Lo cierto es que como el casticismo de Madrid es un casticismo un poco vergonzante y afortunadamente retraído, y no termina en nacionalismo, la Virgen de la Paloma no corre el riesgo de politización de la catalana de Montserrat, de la valenciana de El Puig o de la vasca de Aranzazu.

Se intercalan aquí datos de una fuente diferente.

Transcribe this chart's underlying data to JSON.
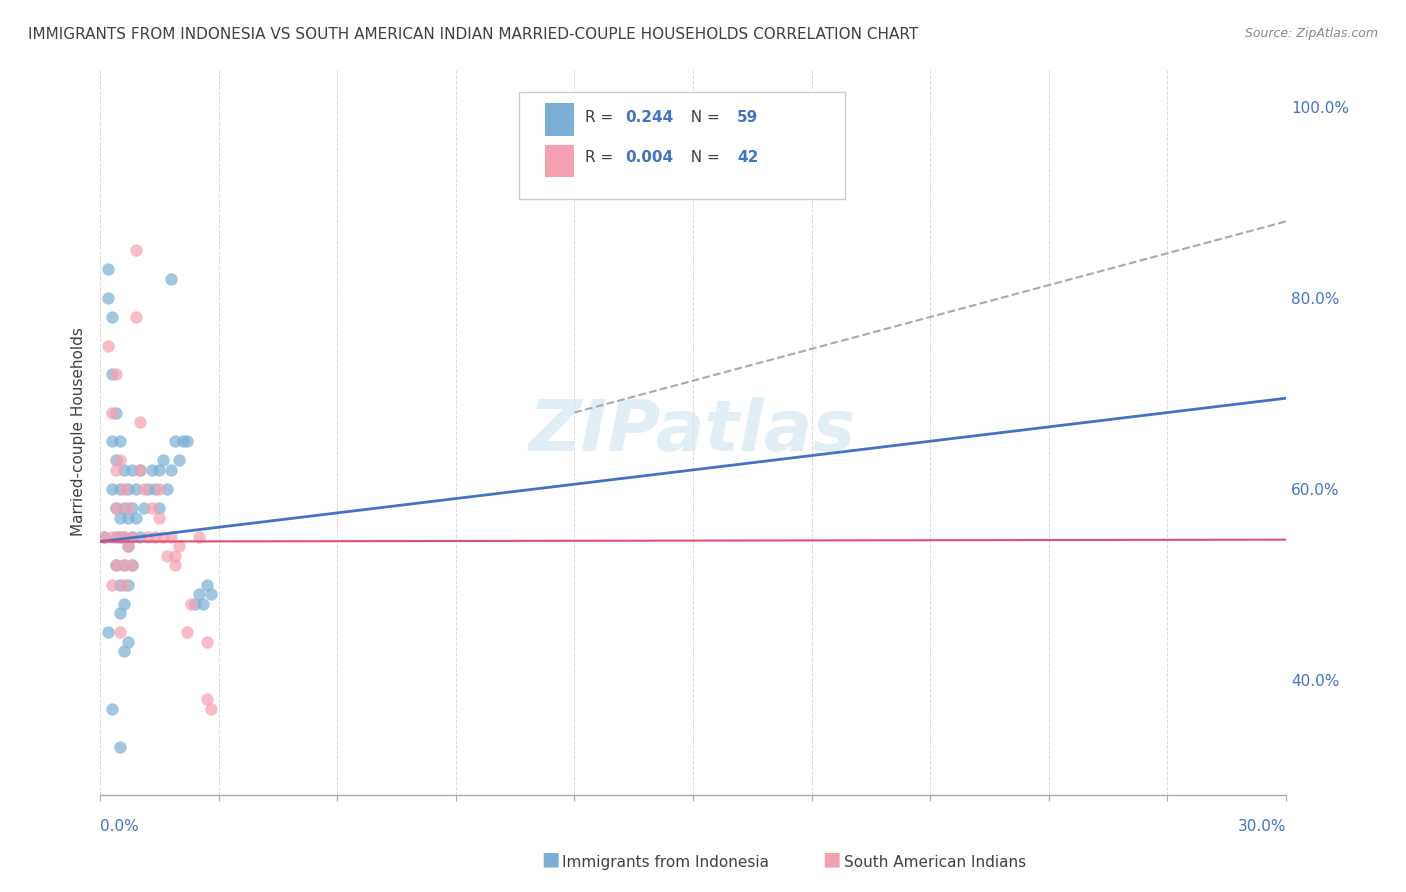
{
  "title": "IMMIGRANTS FROM INDONESIA VS SOUTH AMERICAN INDIAN MARRIED-COUPLE HOUSEHOLDS CORRELATION CHART",
  "source": "Source: ZipAtlas.com",
  "ylabel": "Married-couple Households",
  "R_blue": 0.244,
  "N_blue": 59,
  "R_pink": 0.004,
  "N_pink": 42,
  "legend_label_blue": "Immigrants from Indonesia",
  "legend_label_pink": "South American Indians",
  "blue_scatter": [
    [
      0.001,
      0.55
    ],
    [
      0.002,
      0.83
    ],
    [
      0.002,
      0.8
    ],
    [
      0.003,
      0.78
    ],
    [
      0.003,
      0.72
    ],
    [
      0.003,
      0.65
    ],
    [
      0.003,
      0.6
    ],
    [
      0.004,
      0.68
    ],
    [
      0.004,
      0.63
    ],
    [
      0.004,
      0.58
    ],
    [
      0.004,
      0.55
    ],
    [
      0.004,
      0.52
    ],
    [
      0.005,
      0.65
    ],
    [
      0.005,
      0.6
    ],
    [
      0.005,
      0.57
    ],
    [
      0.005,
      0.55
    ],
    [
      0.005,
      0.5
    ],
    [
      0.005,
      0.47
    ],
    [
      0.006,
      0.62
    ],
    [
      0.006,
      0.58
    ],
    [
      0.006,
      0.55
    ],
    [
      0.006,
      0.52
    ],
    [
      0.006,
      0.48
    ],
    [
      0.007,
      0.6
    ],
    [
      0.007,
      0.57
    ],
    [
      0.007,
      0.54
    ],
    [
      0.007,
      0.5
    ],
    [
      0.008,
      0.62
    ],
    [
      0.008,
      0.58
    ],
    [
      0.008,
      0.55
    ],
    [
      0.008,
      0.52
    ],
    [
      0.009,
      0.6
    ],
    [
      0.009,
      0.57
    ],
    [
      0.01,
      0.62
    ],
    [
      0.01,
      0.55
    ],
    [
      0.011,
      0.58
    ],
    [
      0.012,
      0.6
    ],
    [
      0.013,
      0.62
    ],
    [
      0.014,
      0.6
    ],
    [
      0.015,
      0.62
    ],
    [
      0.015,
      0.58
    ],
    [
      0.016,
      0.63
    ],
    [
      0.017,
      0.6
    ],
    [
      0.018,
      0.82
    ],
    [
      0.018,
      0.62
    ],
    [
      0.019,
      0.65
    ],
    [
      0.02,
      0.63
    ],
    [
      0.021,
      0.65
    ],
    [
      0.022,
      0.65
    ],
    [
      0.024,
      0.48
    ],
    [
      0.025,
      0.49
    ],
    [
      0.026,
      0.48
    ],
    [
      0.027,
      0.5
    ],
    [
      0.028,
      0.49
    ],
    [
      0.003,
      0.37
    ],
    [
      0.005,
      0.33
    ],
    [
      0.006,
      0.43
    ],
    [
      0.007,
      0.44
    ],
    [
      0.002,
      0.45
    ]
  ],
  "pink_scatter": [
    [
      0.001,
      0.55
    ],
    [
      0.002,
      0.75
    ],
    [
      0.003,
      0.55
    ],
    [
      0.003,
      0.68
    ],
    [
      0.004,
      0.72
    ],
    [
      0.004,
      0.62
    ],
    [
      0.004,
      0.58
    ],
    [
      0.005,
      0.63
    ],
    [
      0.005,
      0.55
    ],
    [
      0.006,
      0.6
    ],
    [
      0.006,
      0.55
    ],
    [
      0.006,
      0.5
    ],
    [
      0.007,
      0.58
    ],
    [
      0.007,
      0.54
    ],
    [
      0.008,
      0.55
    ],
    [
      0.008,
      0.52
    ],
    [
      0.009,
      0.85
    ],
    [
      0.009,
      0.78
    ],
    [
      0.01,
      0.67
    ],
    [
      0.01,
      0.62
    ],
    [
      0.011,
      0.6
    ],
    [
      0.012,
      0.55
    ],
    [
      0.013,
      0.58
    ],
    [
      0.014,
      0.55
    ],
    [
      0.015,
      0.6
    ],
    [
      0.015,
      0.57
    ],
    [
      0.016,
      0.55
    ],
    [
      0.017,
      0.53
    ],
    [
      0.018,
      0.55
    ],
    [
      0.019,
      0.52
    ],
    [
      0.019,
      0.53
    ],
    [
      0.02,
      0.54
    ],
    [
      0.022,
      0.45
    ],
    [
      0.023,
      0.48
    ],
    [
      0.025,
      0.55
    ],
    [
      0.027,
      0.44
    ],
    [
      0.004,
      0.52
    ],
    [
      0.005,
      0.45
    ],
    [
      0.006,
      0.52
    ],
    [
      0.027,
      0.38
    ],
    [
      0.028,
      0.37
    ],
    [
      0.003,
      0.5
    ]
  ],
  "blue_line_x": [
    0.0,
    0.3
  ],
  "blue_line_y": [
    0.545,
    0.695
  ],
  "pink_line_x": [
    0.0,
    0.3
  ],
  "pink_line_y": [
    0.545,
    0.547
  ],
  "dashed_line_x": [
    0.12,
    0.3
  ],
  "dashed_line_y": [
    0.68,
    0.88
  ],
  "bg_color": "#ffffff",
  "blue_color": "#7BAFD4",
  "pink_color": "#F4A0B0",
  "trend_blue": "#4472C4",
  "trend_pink": "#E05070",
  "trend_dashed": "#AAAAAA",
  "title_color": "#404040",
  "source_color": "#888888",
  "axis_label_color": "#4472C4",
  "legend_R_color": "#4472C4",
  "watermark": "ZIPatlas",
  "xmin": 0.0,
  "xmax": 0.3,
  "ymin": 0.28,
  "ymax": 1.04
}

Se deduce de todo esto que aunque la Iglesia asegure que toda Virgen es la misma, María de Nazaret, los nombres que le ponen y los fieles o infieles que la siguen son distintos y no por casualidad. Y si no que se lo pregunten a la zaragozana Virgen del Pilar, que vino en carne mortal desde su tierra natal a Zaragoza, viaje que por verosímil no desmiente ni siquiera Labordeta, y que además de capitana general es la más nacionalista de todas. La Virgen de la Paloma es sencillamente una virgen de barrio que a punto estuvo de acabar a la venta en un puesto del Rastro, si es que entonces lo había, y encontrada en la calle fue salvada de la basura por el alma devota de la pobre Isabel Tintero, que no tuvo pretensiones de subir a los altares ni esperaba que su cuadro acabara tan alto que tuvieran que bajarlo cada año de los altares los mismísimos bomberos.